Interested in distinguishing its premium models from the rest of the flotsam and jetsam, BMW is launching a “new” black-and-white logo it will use to market its “flaggschiff” units around the globe. The updated look was unveiled at the Frankfurt Motor Show and will be used for the 7 series and i8 coupe, as well as the forthcoming 8 series coupe, convertible, i8 roadster and X7 SUV.
Rumored to be similar to the cheesy carbon variant of the company’s emblem found in numerous aftermarket Ebay listings, the new logo is essentially the old one, only desaturated into monochrome with the company’s full name — Bayerische Motoren Werke — written out in its entirety. However, there seems to be some confusion as to how the new logo will be used and what its heritage actually entails.
“We have a strong history of 100 years, and we think that’s something we should use,” Hildegard Wortmann, senior vice president of brand BMW, told Automotive News. “It’s a new visual identity [that’s] more involving, more emotional.”
Several outlets have cited the black-and-white emblem as a throwback to an earlier era where BMW used its full name on its physical products. But there is precious little evidence on which to hang that claim. In fact, the company’s earliest motorized vehicles used rounded emblems with a gold monogram and the iconic blue and white logo. The same is true for its aircraft engines.
However, before it was BMW, the company existed as the short-lived Rapp Motorenwerke between 1913 and 1917. Rapp did use its full name on products and also had a completely black horse-head marquis. But it seems unlikely the modern-day brand would draw inspiration from its pre-World War I roots as a way to celebrate 100 years of existence.

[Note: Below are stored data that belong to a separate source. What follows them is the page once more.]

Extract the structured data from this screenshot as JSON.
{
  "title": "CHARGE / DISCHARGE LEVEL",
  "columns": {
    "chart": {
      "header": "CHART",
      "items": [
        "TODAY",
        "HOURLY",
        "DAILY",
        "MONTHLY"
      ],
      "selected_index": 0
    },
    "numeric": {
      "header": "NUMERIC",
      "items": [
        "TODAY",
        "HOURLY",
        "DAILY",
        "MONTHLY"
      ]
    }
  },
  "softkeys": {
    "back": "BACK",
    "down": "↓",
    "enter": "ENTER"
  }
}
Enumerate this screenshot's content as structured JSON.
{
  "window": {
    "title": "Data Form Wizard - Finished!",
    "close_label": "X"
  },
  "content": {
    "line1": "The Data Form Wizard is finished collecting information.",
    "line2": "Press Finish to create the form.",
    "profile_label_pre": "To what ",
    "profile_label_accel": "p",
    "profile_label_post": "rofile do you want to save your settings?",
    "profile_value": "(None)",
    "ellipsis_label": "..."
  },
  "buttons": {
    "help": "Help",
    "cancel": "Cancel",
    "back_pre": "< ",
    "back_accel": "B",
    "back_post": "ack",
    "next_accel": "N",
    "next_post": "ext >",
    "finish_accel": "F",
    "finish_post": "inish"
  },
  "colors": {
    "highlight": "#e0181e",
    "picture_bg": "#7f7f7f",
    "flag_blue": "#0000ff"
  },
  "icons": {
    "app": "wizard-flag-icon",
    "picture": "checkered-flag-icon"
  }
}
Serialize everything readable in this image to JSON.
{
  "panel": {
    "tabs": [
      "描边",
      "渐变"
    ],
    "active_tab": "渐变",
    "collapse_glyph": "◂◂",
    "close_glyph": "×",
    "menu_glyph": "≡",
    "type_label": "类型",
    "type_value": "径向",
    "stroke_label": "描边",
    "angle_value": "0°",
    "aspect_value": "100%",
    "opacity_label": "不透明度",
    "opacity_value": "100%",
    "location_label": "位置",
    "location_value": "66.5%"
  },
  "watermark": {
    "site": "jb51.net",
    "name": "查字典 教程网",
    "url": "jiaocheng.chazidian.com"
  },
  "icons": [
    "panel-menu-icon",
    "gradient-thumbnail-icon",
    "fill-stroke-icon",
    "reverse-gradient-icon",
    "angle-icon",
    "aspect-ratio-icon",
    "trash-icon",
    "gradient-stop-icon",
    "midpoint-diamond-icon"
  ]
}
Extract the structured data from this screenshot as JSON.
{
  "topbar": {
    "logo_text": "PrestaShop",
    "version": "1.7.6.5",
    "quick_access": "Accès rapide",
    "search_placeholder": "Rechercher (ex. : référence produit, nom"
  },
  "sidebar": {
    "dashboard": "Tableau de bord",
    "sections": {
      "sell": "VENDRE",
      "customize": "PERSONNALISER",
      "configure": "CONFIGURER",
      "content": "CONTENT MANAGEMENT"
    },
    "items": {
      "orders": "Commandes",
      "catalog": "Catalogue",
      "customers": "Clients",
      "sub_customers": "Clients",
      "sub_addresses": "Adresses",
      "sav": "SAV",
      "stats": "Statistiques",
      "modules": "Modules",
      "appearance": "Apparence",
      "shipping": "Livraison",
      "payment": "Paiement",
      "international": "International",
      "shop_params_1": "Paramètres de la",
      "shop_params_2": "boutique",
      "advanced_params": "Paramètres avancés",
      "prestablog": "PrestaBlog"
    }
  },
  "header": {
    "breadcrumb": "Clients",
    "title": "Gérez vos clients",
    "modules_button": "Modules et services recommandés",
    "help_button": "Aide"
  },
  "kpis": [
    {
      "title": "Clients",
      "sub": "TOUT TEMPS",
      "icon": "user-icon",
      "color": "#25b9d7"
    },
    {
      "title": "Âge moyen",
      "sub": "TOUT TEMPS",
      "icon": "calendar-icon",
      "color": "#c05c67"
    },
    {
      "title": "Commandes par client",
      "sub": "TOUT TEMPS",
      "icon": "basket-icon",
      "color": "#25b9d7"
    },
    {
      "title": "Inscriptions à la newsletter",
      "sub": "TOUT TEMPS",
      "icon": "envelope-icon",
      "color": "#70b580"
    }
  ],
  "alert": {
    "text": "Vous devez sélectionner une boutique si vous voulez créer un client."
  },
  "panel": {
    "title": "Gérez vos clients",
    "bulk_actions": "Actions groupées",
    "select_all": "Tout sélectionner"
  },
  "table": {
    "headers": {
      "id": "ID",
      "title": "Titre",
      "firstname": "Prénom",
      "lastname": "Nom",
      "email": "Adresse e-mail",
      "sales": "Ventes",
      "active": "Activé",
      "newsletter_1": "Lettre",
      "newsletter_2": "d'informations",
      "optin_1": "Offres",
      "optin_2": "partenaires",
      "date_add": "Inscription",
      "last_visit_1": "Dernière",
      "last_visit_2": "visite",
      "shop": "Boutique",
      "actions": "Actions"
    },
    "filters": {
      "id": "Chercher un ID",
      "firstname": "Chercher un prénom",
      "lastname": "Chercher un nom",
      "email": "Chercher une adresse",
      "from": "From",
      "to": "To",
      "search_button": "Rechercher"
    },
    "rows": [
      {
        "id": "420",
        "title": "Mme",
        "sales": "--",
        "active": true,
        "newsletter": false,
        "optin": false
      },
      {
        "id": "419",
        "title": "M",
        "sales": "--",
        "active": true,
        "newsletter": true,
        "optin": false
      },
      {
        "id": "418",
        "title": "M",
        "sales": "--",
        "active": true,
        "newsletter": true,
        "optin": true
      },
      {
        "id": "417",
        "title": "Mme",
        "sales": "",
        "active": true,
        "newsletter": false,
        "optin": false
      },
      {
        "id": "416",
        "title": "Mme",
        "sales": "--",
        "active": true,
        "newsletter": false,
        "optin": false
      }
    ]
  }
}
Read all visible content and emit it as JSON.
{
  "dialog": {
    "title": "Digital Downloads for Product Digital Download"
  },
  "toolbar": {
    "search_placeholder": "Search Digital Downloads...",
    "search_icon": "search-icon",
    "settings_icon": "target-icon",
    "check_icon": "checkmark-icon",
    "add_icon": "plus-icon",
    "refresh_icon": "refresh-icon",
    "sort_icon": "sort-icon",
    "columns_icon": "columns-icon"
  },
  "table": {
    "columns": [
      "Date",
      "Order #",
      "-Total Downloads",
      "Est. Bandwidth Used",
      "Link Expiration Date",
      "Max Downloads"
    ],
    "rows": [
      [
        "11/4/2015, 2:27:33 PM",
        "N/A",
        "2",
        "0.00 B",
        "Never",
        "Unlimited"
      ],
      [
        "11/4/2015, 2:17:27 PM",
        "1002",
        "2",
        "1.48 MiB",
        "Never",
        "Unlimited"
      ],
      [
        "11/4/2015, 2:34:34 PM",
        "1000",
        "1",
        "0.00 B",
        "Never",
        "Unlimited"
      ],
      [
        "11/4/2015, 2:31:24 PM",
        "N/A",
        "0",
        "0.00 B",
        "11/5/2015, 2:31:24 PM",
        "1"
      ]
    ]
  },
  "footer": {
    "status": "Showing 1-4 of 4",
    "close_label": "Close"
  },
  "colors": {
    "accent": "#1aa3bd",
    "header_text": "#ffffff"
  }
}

Automotive News added some additional clarity against earlier reports from rival outlets, indicating the new luxury branding will be used only in the automaker’s communications activities. Dealerships won’t be required to update any signage or elements of their buildings, a spokesman said. That means you probably won’t be seeing any new badges on cars but plenty, though marketing materials will be emblazoned with BMW’s complete name in grayscale — despite claims to the contrary.
Still, it could certainly happen in the future. BMW is clearly trying to draw a line between the top of its model range and everything below, and this marketing swap is the first step on that mission. While the numeric designations help, Bayerische Motoren Werke may opt to further tweak the branding of its upper echelon. We may see those monochrome emblems affixed to a hood in subsequent years, which wouldn’t be the worst thing imaginable. But they’ll remain the same Bavarian blue and white for now.